MoGLN2 is required for hyphal melanization in M. oryzae. (A) Mycelial growth in liquid CM medium showing impaired hyphal melanization as a result of MoGLN2 gene. (B) qRT-PCR analysis of the expression levels of genes important for melanin biosynthesis in mycelium grown in liquid CM. Error bars denote the standard deviations from means obtained from three independent replicates.
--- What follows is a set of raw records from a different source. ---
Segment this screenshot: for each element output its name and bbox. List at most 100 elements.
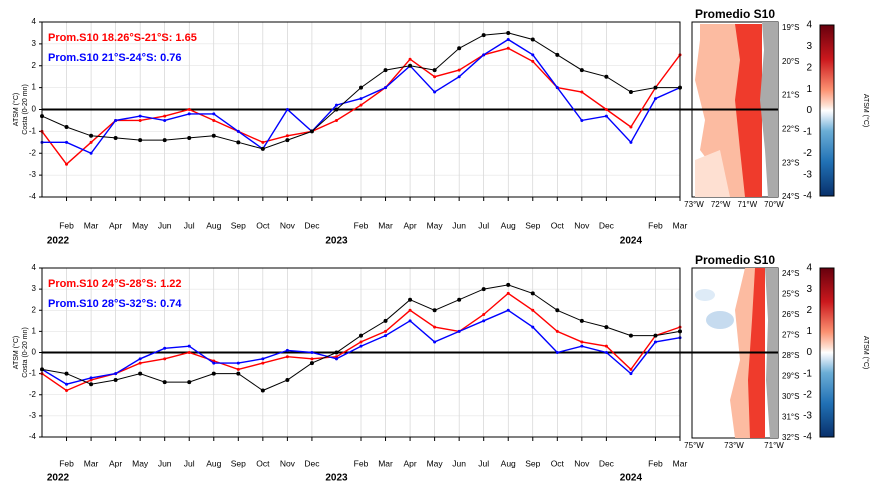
colorbar-tick-label: -3 — [803, 169, 812, 180]
series-point — [310, 351, 314, 354]
series-point — [653, 340, 657, 344]
series-point — [285, 134, 289, 138]
series-point — [89, 382, 94, 387]
series-point — [359, 85, 363, 90]
lat-label: 22°S — [782, 125, 799, 134]
x-tick-label: Oct — [256, 220, 270, 230]
series-point — [457, 46, 462, 51]
series-point — [138, 361, 142, 365]
series-point — [653, 97, 657, 101]
colorbar-tick-label: -1 — [803, 368, 812, 379]
series-point — [163, 114, 167, 118]
map-title: Promedio S10 — [695, 7, 775, 21]
x-tick-label: Sep — [231, 458, 246, 468]
series-point — [359, 333, 363, 338]
y-tick-label: 0 — [32, 348, 37, 357]
series-point — [64, 125, 69, 129]
x-tick-label: Jun — [452, 220, 466, 230]
plot-frame — [41, 21, 681, 198]
y-tick-label: 3 — [32, 39, 37, 48]
series-point — [114, 118, 118, 122]
y-tick-label: -1 — [29, 369, 37, 378]
colorbar-tick-label: 0 — [806, 105, 812, 116]
lon-label: 70°W — [764, 200, 784, 209]
series-point — [629, 140, 633, 144]
series-point — [506, 282, 511, 287]
x-tick-label: May — [132, 220, 149, 230]
series-point — [604, 108, 608, 111]
series-point — [408, 63, 413, 68]
colorbar-tick-label: 2 — [806, 305, 812, 316]
lon-label: 71°W — [764, 441, 784, 450]
series-point — [580, 118, 584, 122]
series-point — [163, 346, 167, 350]
series-point — [604, 114, 608, 118]
series-point — [260, 388, 265, 393]
x-tick-label: Oct — [256, 458, 270, 468]
series-point — [334, 357, 338, 361]
series-point — [604, 344, 608, 348]
x-tick-label: Mar — [378, 458, 393, 468]
series-point — [555, 52, 560, 57]
x-tick-label: Dec — [304, 458, 320, 468]
x-tick-label: May — [132, 458, 149, 468]
series-point — [65, 162, 69, 166]
series-point — [334, 350, 339, 355]
series-point — [531, 325, 535, 329]
series-point — [629, 372, 633, 376]
x-tick-label: May — [427, 220, 444, 230]
lon-label: 72°W — [711, 200, 731, 209]
lat-label: 24°S — [782, 192, 799, 201]
series-point — [89, 140, 93, 144]
x-tick-label: Nov — [574, 458, 590, 468]
series-point — [212, 359, 216, 363]
series-point — [334, 107, 339, 112]
series-point — [579, 318, 584, 323]
series-point — [629, 367, 633, 371]
series-point — [138, 114, 142, 118]
series-point — [408, 308, 412, 312]
series-point — [285, 108, 289, 111]
x-tick-label: Mar — [673, 220, 688, 230]
series-point — [138, 118, 142, 122]
y-axis-label: ATSM (°C) — [12, 336, 20, 369]
x-tick-label: May — [427, 458, 444, 468]
series-point — [408, 319, 412, 323]
series-point — [629, 125, 633, 129]
x-tick-label: Jul — [184, 458, 195, 468]
x-tick-label: Aug — [206, 220, 221, 230]
y-tick-label: 2 — [32, 305, 37, 314]
series-point — [187, 135, 192, 140]
x-tick-label: Apr — [403, 458, 416, 468]
series-point — [113, 135, 118, 140]
series-point — [482, 53, 486, 57]
y-tick-label: -4 — [29, 192, 37, 201]
x-tick-label: Mar — [84, 220, 99, 230]
colorbar-tick-label: 0 — [806, 347, 812, 358]
series-point — [236, 361, 240, 365]
lat-label: 29°S — [782, 372, 799, 381]
colorbar-tick-label: -2 — [803, 389, 812, 400]
x-tick-label: Jul — [184, 220, 195, 230]
series-point — [89, 378, 93, 382]
year-label: 2024 — [620, 473, 643, 484]
series-point — [457, 75, 461, 79]
x-tick-label: Feb — [59, 220, 74, 230]
x-tick-label: Jul — [478, 458, 489, 468]
series-point — [285, 355, 289, 359]
x-tick-label: Jun — [158, 220, 172, 230]
series-point — [113, 377, 118, 382]
colorbar-tick-label: 1 — [806, 326, 812, 337]
series-point — [530, 291, 535, 296]
series-point — [162, 138, 167, 143]
colorbar-tick-label: 1 — [806, 84, 812, 95]
series-point — [89, 376, 93, 380]
series-point — [310, 357, 314, 361]
colorbar-tick-label: 3 — [806, 284, 812, 295]
lat-label: 20°S — [782, 57, 799, 66]
x-tick-label: Aug — [501, 220, 516, 230]
legend-entry: Prom.S10 28°S-32°S: 0.74 — [48, 298, 182, 310]
series-point — [555, 351, 559, 354]
y-tick-label: -4 — [29, 432, 37, 441]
Asterisks indicate statistically significant differences (*, p < 0.005; ***, p < 0.001; one-way ANOVA was used to analyze data with Tukey’s multiple-comparison test in GraphPad Prism 8).

Figure 13

Molecular functions of the genes up-regulated (A) and down regulated (B) in ΔMogln2 at a two-fold expression threshold based on the Gene Ontology (GO) terms.

Figure 14

Subcellular localization of MoGln1, MoGln2, and MoGln3 in rice blast fungus. (A–C) The localization pattern of MoGln1-GFP, MoGln2-GFP, and MoGln3-GFP in hyphae, conidia, and appressorium. Localization of MoGln1-GFP, MoGln2-GFP, and MoGln3-GFP were examined by Nikon laser confocal, scale bar = 10 μm, MoGln1-GFP hyphae scale bar = 5 μm.